Только директриса тихо сказала:

— Это просто другое дерево…

Маринка не поняла, к чему она это. Даже обернулась, боясь увидеть осуждение красновской дерзости. Но директриса смотрела ей вслед с нежностью и сочувствием. Словно угадав Маринкины мысли, она слегка улыбнулась и сказала:

— Это из стихотворения. «Я такое дерево…» Анна тоже другое дерево. Боже ты мой, как ей тут тяжело! — Она встала.

Маринка обернулась к Гале и тихо спросила:

— Так где, ты говоришь, эта стерва Кузякина собирается мочить твою Аньку?

* * *

— Завтра я принесу, — говорила Таня, записывая в блокнотик заказы. — Погоди… Значит, так. Тебе нужно пластинку Мирей Матье. Потом еще «Бони М»… и две пачки «Данхилл». Итого ты мне должен тридцать два рубля…

В зале было так тихо, что Таня не удержалась — выглянула за кулисы. Краснова. Читает.

— Черт, — вырвалось у нее, когда она смогла услышать слова. — Черт, что она там несет? Идиотка…

Она похолодела — теперь неприятностей не оберешься…

— Тань, тебе деньги вперед?

Девятиклассник смотрел на нее немного заискивающе — ему были жизненно необходимы и сигареты, и пластинки, потому что без них у него ничего не получится, а взять все это по сходной цене можно было только у Таньки.

— Да отстань…

Она отмахнулась, пытаясь рассмотреть лицо директрисы — точно, вон она… Смотрит прямо на нее, и Тане даже скрыться некуда! Все, подумала она обреченно. Не надо было связываться с этой шизофреничкой Красновой… Стоит там, на сцене этой, и несет чушь про Христа… Ладно бы про любовь читала, так нет же — расперло ее на философию!

И сама Танька виновата — пай-девочка, черт ее побери, поверила в эти сказки… Да еще и Краснова эта: «Я не пишу стихи, я импровизирую…» Вот и наимпровизировала… Теперь Таню со свету сживут…

— Тань…

— Слушай, мне сейчас не до тебя, — бросила она своему клиенту. — Завтра деньги принеси. Сейчас надо спасать положение.

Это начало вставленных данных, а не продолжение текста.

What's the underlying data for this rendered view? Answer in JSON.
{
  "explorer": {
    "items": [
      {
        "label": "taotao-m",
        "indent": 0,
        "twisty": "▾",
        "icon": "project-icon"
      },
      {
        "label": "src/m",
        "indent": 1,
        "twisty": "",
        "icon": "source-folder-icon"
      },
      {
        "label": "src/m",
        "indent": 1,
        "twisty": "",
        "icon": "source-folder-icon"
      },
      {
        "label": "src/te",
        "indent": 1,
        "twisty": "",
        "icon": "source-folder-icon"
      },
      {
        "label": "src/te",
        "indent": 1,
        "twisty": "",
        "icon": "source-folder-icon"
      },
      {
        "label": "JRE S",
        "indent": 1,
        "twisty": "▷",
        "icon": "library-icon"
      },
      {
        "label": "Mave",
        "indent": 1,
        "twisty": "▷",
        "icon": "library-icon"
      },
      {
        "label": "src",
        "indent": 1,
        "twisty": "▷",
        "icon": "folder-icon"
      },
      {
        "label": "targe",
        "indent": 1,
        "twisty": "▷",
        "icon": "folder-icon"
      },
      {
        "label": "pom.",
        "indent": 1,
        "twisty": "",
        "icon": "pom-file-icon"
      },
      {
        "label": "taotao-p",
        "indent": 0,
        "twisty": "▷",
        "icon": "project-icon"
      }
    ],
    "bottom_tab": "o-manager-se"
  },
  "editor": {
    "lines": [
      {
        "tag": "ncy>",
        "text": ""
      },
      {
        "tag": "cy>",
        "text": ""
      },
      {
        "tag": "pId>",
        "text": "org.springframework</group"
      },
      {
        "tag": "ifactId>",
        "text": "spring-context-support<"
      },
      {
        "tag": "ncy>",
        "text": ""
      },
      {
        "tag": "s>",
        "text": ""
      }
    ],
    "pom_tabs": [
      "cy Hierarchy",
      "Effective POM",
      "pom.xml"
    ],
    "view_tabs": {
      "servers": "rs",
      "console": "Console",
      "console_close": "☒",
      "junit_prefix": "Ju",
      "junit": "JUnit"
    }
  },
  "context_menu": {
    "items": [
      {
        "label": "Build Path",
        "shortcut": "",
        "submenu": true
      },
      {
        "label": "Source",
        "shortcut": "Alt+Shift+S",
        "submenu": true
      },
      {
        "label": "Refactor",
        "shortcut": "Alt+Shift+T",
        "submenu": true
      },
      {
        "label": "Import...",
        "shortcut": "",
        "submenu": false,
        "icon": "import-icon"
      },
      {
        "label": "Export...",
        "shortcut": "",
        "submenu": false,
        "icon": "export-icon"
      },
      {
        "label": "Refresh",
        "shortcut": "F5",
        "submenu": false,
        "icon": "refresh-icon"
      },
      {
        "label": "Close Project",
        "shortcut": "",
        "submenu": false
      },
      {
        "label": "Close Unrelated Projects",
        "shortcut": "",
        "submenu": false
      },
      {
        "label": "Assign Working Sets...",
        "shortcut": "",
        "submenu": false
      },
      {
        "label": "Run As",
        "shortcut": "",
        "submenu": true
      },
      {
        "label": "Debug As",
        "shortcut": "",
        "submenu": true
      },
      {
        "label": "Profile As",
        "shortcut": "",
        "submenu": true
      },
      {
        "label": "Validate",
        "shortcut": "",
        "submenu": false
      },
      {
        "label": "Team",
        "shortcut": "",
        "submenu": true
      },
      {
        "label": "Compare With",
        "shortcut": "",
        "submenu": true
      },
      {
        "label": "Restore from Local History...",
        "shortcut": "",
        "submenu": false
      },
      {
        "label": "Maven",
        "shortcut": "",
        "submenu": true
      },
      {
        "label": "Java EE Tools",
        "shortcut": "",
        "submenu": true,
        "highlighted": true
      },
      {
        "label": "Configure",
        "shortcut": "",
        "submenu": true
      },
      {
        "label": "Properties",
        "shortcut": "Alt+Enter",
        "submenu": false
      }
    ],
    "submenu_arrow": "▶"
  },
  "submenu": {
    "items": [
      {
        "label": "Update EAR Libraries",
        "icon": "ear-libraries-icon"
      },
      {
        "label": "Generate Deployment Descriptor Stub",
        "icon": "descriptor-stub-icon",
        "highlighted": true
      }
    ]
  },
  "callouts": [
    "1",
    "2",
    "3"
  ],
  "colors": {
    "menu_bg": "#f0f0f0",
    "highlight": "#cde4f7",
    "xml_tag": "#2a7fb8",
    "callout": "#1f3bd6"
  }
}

Краснова закончила и как раз вошла за кулисы. Спокойная, как танк.

— Ты с ума сошла? — не выдержала Таня. — Ты вообще понимаешь, что ты только что натворила? Тебе теперь не то что первого места, тебе теперь как бы из школы не вылететь!

Краснова оставалась спокойной, даже бровью не повела. Стояла и смотрела на Таню.

— Вообще-то мне надо идти, — сказала она. — Если ты хочешь устроить мне взбучку, вставай в очередь… Пока.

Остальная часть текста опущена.